Many of the lessons of 1989 — when 11 million gallons of crude oil oozed from the grounded tanker creating a slick that moved across 470 miles of shoreline — have been applied.
The oil tankers that ship Alaska's crude to the West Coast have become stronger, most with double hulls and redundant operating systems for safety. Two escort vessels now guide the tankers out of Prince William Sound. More equipment, such as containment boom, are housed nearby to respond if a spill happens again.
"In general, the changes that have occurred in Prince William Sound in terms of oil transport since 1989 have been phenomenal," said Nancy Bird, president and chief executive of the Prince William Sound Science Center. "I feel much more confident that we would be able respond to an oil spill today."
But 17 years after the disaster, the potential for danger appears to have shifted onshore. Corrosion in the aging oil supply system is seen by some as a growing threat, as evidenced by a leak this month on the North Slope, the second-largest spill in the state's history.
A transit line upstream of the main pipeline and operated by BP Exploration Alaska Inc. leaked up to 267,000 gallons of crude from a small hole onto the frozen tundra of Alaska's North Slope.

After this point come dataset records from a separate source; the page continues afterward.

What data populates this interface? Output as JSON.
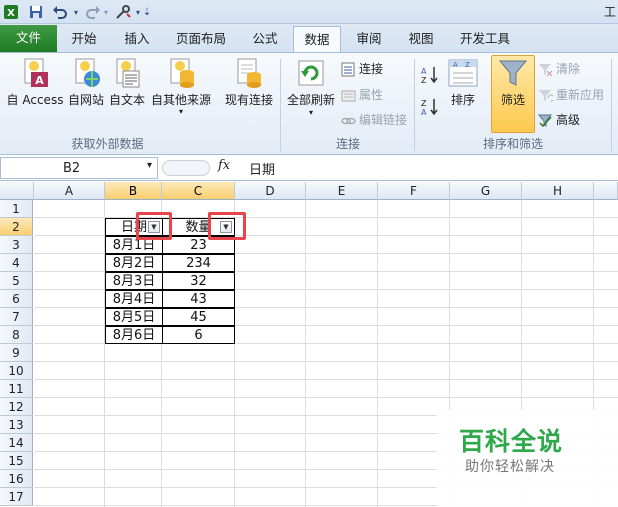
{
  "window": {
    "title_partial": "工"
  },
  "quick_access": {
    "icons": [
      "excel-logo-icon",
      "save-icon",
      "undo-icon",
      "redo-icon",
      "customize-icon"
    ]
  },
  "tabs": [
    {
      "label": "文件",
      "key": "file"
    },
    {
      "label": "开始",
      "key": "home"
    },
    {
      "label": "插入",
      "key": "insert"
    },
    {
      "label": "页面布局",
      "key": "page-layout"
    },
    {
      "label": "公式",
      "key": "formulas"
    },
    {
      "label": "数据",
      "key": "data",
      "active": true
    },
    {
      "label": "审阅",
      "key": "review"
    },
    {
      "label": "视图",
      "key": "view"
    },
    {
      "label": "开发工具",
      "key": "developer"
    }
  ],
  "ribbon": {
    "groups": {
      "external": "获取外部数据",
      "connections": "连接",
      "sort_filter": "排序和筛选"
    },
    "buttons": {
      "from_access": "自 Access",
      "from_web": "自网站",
      "from_text": "自文本",
      "from_other": "自其他来源",
      "existing": "现有连接",
      "refresh_all": "全部刷新",
      "connections": "连接",
      "properties": "属性",
      "edit_links": "编辑链接",
      "sort": "排序",
      "filter": "筛选",
      "clear": "清除",
      "reapply": "重新应用",
      "advanced": "高级"
    },
    "accent": "#fdc84e"
  },
  "formula_bar": {
    "name_box": "B2",
    "fx": "fx",
    "content": "日期"
  },
  "sheet": {
    "columns": [
      "A",
      "B",
      "C",
      "D",
      "E",
      "F",
      "G",
      "H"
    ],
    "rows": [
      "1",
      "2",
      "3",
      "4",
      "5",
      "6",
      "7",
      "8",
      "9",
      "10",
      "11",
      "12",
      "13",
      "14",
      "15",
      "16",
      "17"
    ],
    "headers": {
      "date": "日期",
      "qty": "数量"
    },
    "data": [
      {
        "date": "8月1日",
        "qty": "23"
      },
      {
        "date": "8月2日",
        "qty": "234"
      },
      {
        "date": "8月3日",
        "qty": "32"
      },
      {
        "date": "8月4日",
        "qty": "43"
      },
      {
        "date": "8月5日",
        "qty": "45"
      },
      {
        "date": "8月6日",
        "qty": "6"
      }
    ],
    "highlight_color": "#e8444c"
  },
  "watermark": {
    "title": "百科全说",
    "subtitle": "助你轻松解决",
    "color": "#2fa84a"
  }
}
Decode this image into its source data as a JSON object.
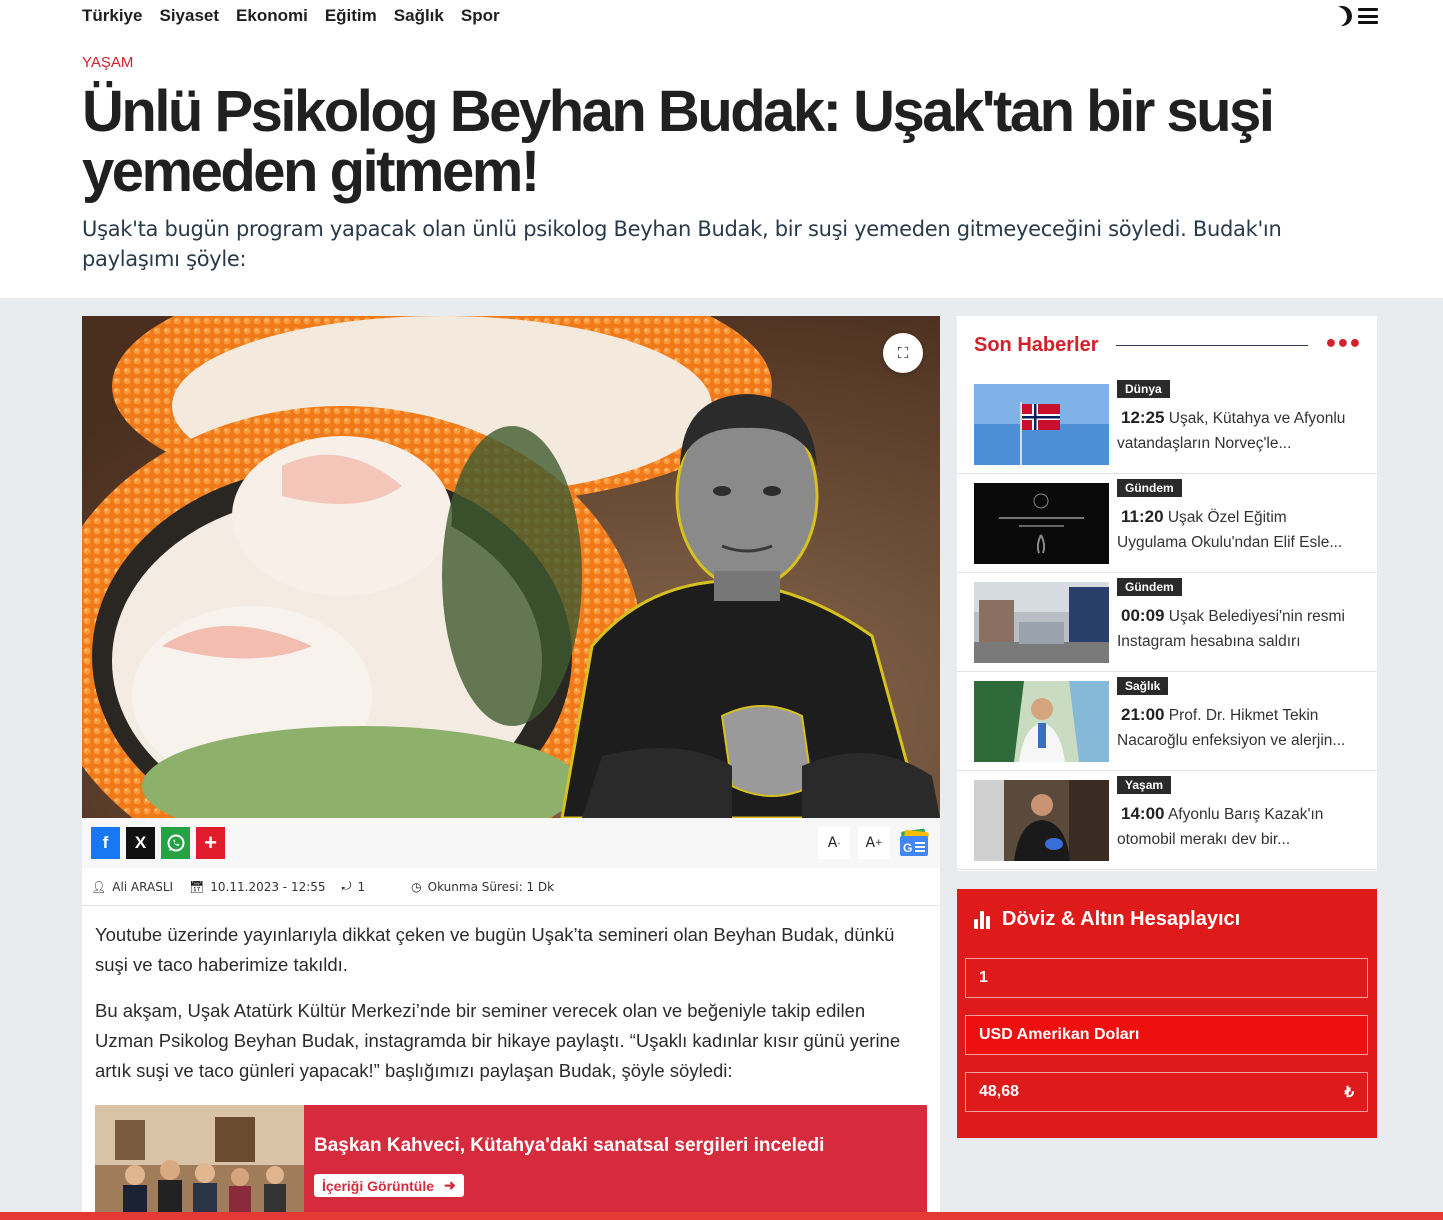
{
  "nav": {
    "items": [
      "Türkiye",
      "Siyaset",
      "Ekonomi",
      "Eğitim",
      "Sağlık",
      "Spor"
    ],
    "icons": [
      "moon-icon",
      "hamburger-menu-icon"
    ]
  },
  "article": {
    "category": "YAŞAM",
    "title": "Ünlü Psikolog Beyhan Budak: Uşak'tan bir suşi yemeden gitmem!",
    "summary": "Uşak'ta bugün program yapacak olan ünlü psikolog Beyhan Budak, bir suşi yemeden gitmeyeceğini söyledi. Budak'ın paylaşımı şöyle:",
    "share": {
      "facebook": "f",
      "x": "X",
      "plus": "+",
      "font_decrease": "A",
      "font_increase": "A"
    },
    "meta": {
      "author": "Ali ARASLI",
      "date": "10.11.2023 - 12:55",
      "share_count": "1",
      "reading_time": "Okunma Süresi: 1 Dk"
    },
    "paragraphs": [
      "Youtube üzerinde yayınlarıyla dikkat çeken ve bugün Uşak’ta semineri olan Beyhan Budak, dünkü suşi ve taco haberimize takıldı.",
      "Bu akşam, Uşak Atatürk Kültür Merkezi’nde bir seminer verecek olan ve beğeniyle takip edilen Uzman Psikolog Beyhan Budak, instagramda bir hikaye paylaştı. “Uşaklı kadınlar kısır günü yerine artık suşi ve taco günleri yapacak!” başlığımızı paylaşan Budak, şöyle söyledi:"
    ],
    "related": {
      "title": "Başkan Kahveci, Kütahya'daki sanatsal sergileri inceledi",
      "button": "İçeriği Görüntüle"
    }
  },
  "sidebar": {
    "title": "Son Haberler",
    "items": [
      {
        "category": "Dünya",
        "time": "12:25",
        "text1": "Uşak, Kütahya ve Afyonlu",
        "text2": "vatandaşların Norveç'le..."
      },
      {
        "category": "Gündem",
        "time": "11:20",
        "text1": "Uşak Özel Eğitim",
        "text2": "Uygulama Okulu'ndan Elif Esle..."
      },
      {
        "category": "Gündem",
        "time": "00:09",
        "text1": "Uşak Belediyesi'nin resmi",
        "text2": "Instagram hesabına saldırı"
      },
      {
        "category": "Sağlık",
        "time": "21:00",
        "text1": "Prof. Dr. Hikmet Tekin",
        "text2": "Nacaroğlu enfeksiyon ve alerjin..."
      },
      {
        "category": "Yaşam",
        "time": "14:00",
        "text1": "Afyonlu Barış Kazak'ın",
        "text2": "otomobil merakı dev bir..."
      }
    ]
  },
  "currency": {
    "title": "Döviz & Altın Hesaplayıcı",
    "amount": "1",
    "selected_currency": "USD Amerikan Doları",
    "result": "48,68",
    "symbol": "₺"
  },
  "colors": {
    "accent": "#d3202a",
    "currency_bg": "#de1a1a",
    "related_bg": "#d52b3c"
  }
}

State environmental regulators say the spill will lead to fines and possibly stricter pipeline regulations in Alaska, a state that has grown rich on oil since crude began flowing from the North Slope via the pipeline in the 1970s.
The leak in the transit line has caused some observers to worry about the condition of the entire pipeline system.
"I think many of us are seriously concerned about the aging and the deterioration of the pipeline and the facilities" Devens said. "We know that corrosion is becoming a factor."
This month's North Slope oil spill was caused by corrosion in the transit line, according BP PLC officials. The corrosion may have been due to the water and sediments that are carried with the viscous oil, said company spokesman Daren Beaudo.
$450,000 a year for upkeep
The main pipeline, which stretches 800 miles from Prudhoe Bay in the North Slope to Valdez in Prince William Sound, will be 30 years old in 2007. Less than half the oil is flowing now than at peak production, but the oil industry and state officials figure on at least another 30 years of life out of the pipeline.
Devens said with that kind of expectation, the amount spent on maintaining the pipeline should be increased.
Mike Heatwole, spokesman for Alyeska Pipeline Service Co., which operates and maintains the Trans Alaska Pipeline, said his company has all the funding necessary to keep the pipeline running safely. Alyeska has an annual budget of $350,000 for operations and maintenance and another $100,000 for capital projects, he said.
"We are ready to handle oil flow for the next 30 years," Heatwole said. "We're making the necessary investments to do that."